Grammatica test unit 5

Grammatica test unit 5
In deze lesson up gaan we kijken of je weet wat je moet doen bij elk stukje grammatica
1 / 13
next
Slide 1: Slide
EngelsMiddelbare schoolvmbo b, kLeerjaar 3

This lesson contains 13 slides, with interactive quizzes and text slides.

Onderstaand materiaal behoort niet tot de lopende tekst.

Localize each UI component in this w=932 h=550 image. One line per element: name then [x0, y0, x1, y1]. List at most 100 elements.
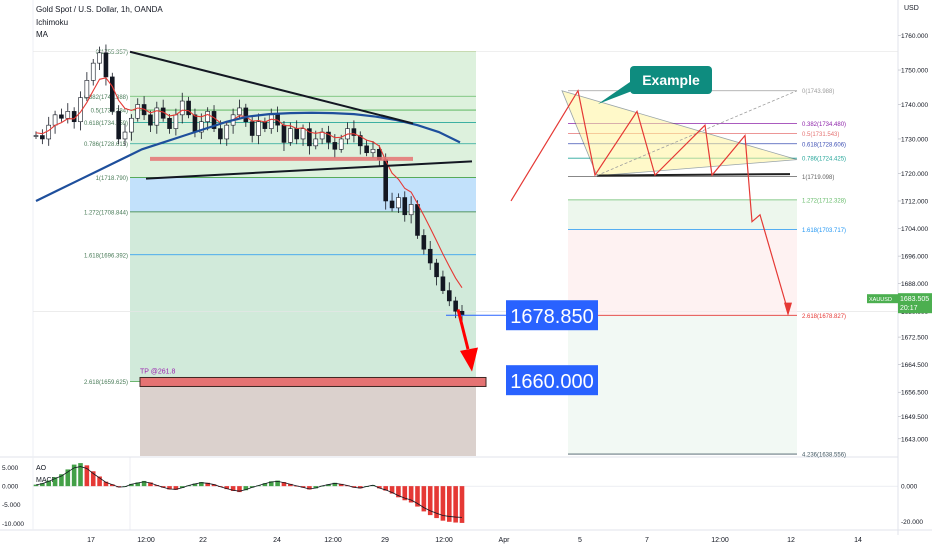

time-iconLesson duration is: 15 min

Items in this lesson

Grammatica test unit 5
In deze lesson up gaan we kijken of je weet wat je moet doen bij elk stukje grammatica

Slide 1 - Slide

wel doen / niet doen
A
hele werkwoord / don't met hele werkwoord
B
have to/ don't have to
C
going to / not going to
D
werkwoord met -ed

Slide 2 - Quiz

wel doen / niet doen
Wel doen: Open the window
                      Close the door
Niet doen: Don't open the window
                       Don't close the door

Slide 3 - Slide

Enige, iets, iemand, ergens
Gebruik some, any, something, anything, enz...
A
let op enkelvoud / meervoud
B
let op het soort zin (bevestigend, ontkennend, vragend)
C
werkwoord met -ed
D
not met going to

Slide 4 - Quiz

enige, iets, iemand, ergens
Bevestigende zin: gebruik some
                                       I have got some money in my pocket.
Ontkennende zin: gebruik not en any
                                       I have not got any money in my pocket.
Vragende zin:          gebruik any
                                       Have you got any money in your pocket?
Beleefde vraag       gebruik some
of verzoek:                Can I have some money. please?

Slide 5 - Slide

Toekomende tijd: Future
A
going to met werkwoord met -ed
B
have met hele werkwoord
C
will met hele werkwoord
D
werkwoord met -ing

Slide 6 - Quiz

toekomende tijd: Future
Als iets in de toekomst zal gebeuren maar het is niet 100% zeker (het is een voorspelling of spontaan besluit), dan gebruik je:
Will met een heel werkwoord
It will rain tomorrow.
Als je voorspelt dat iets niet gaat gebeuren dan gebruik je won't met een heel werkwoord
It won't rain tomorrow.

Slide 7 - Slide

Toekomende tijd: going to
A
Will going to met hele werkwoord
B
Am are is met werkwoord met -ing
C
Going to met werkwoord met -ing
D
Am are of is met going to met hele werkwoord

Slide 8 - Quiz

Toekomende tijd: going to
Als er een plan is om iets te doen, het is bijna 100% zeker:
Am of are of is met going to met hele werkwoord

I am going to work today.
He is going to help me tomorrow.
We are going to go on holiday to France this year.

Slide 9 - Slide

- ing vorm: Gerund
A
have of has met werkoord met -ing
B
verleden tijd
C
bevestigend
D
werkwoord met - ing

Slide 10 - Quiz

- ing vorm: Gerund
Werkwoord met -ing gebruik je als een zelfstandig naamwoord (de/het /een woord). Ze komen vaak na:
Love, start ,stop, enjoy, like, hate

I like playing soccer.
He hates working hard.
We enjoy walking in de sun.
They love dancing in the dark.

Slide 11 - Slide

Kunnen en mogen: can/can't
(meerdere antwoorden mogelijk)
A
can betekent kan
B
can't betekent mag niet
C
can betekent moet
D
can't betekent hoeft niet

Slide 12 - Quiz

kunnen en mogen: can/can't

Can/cant = kan/ kan niet (I can't help you. I have to go.)
                    = Mag / mag niet (You can go now.)
                    = verzoek (can you help me, please?)
                    = Voorstel (I can help you if you want.)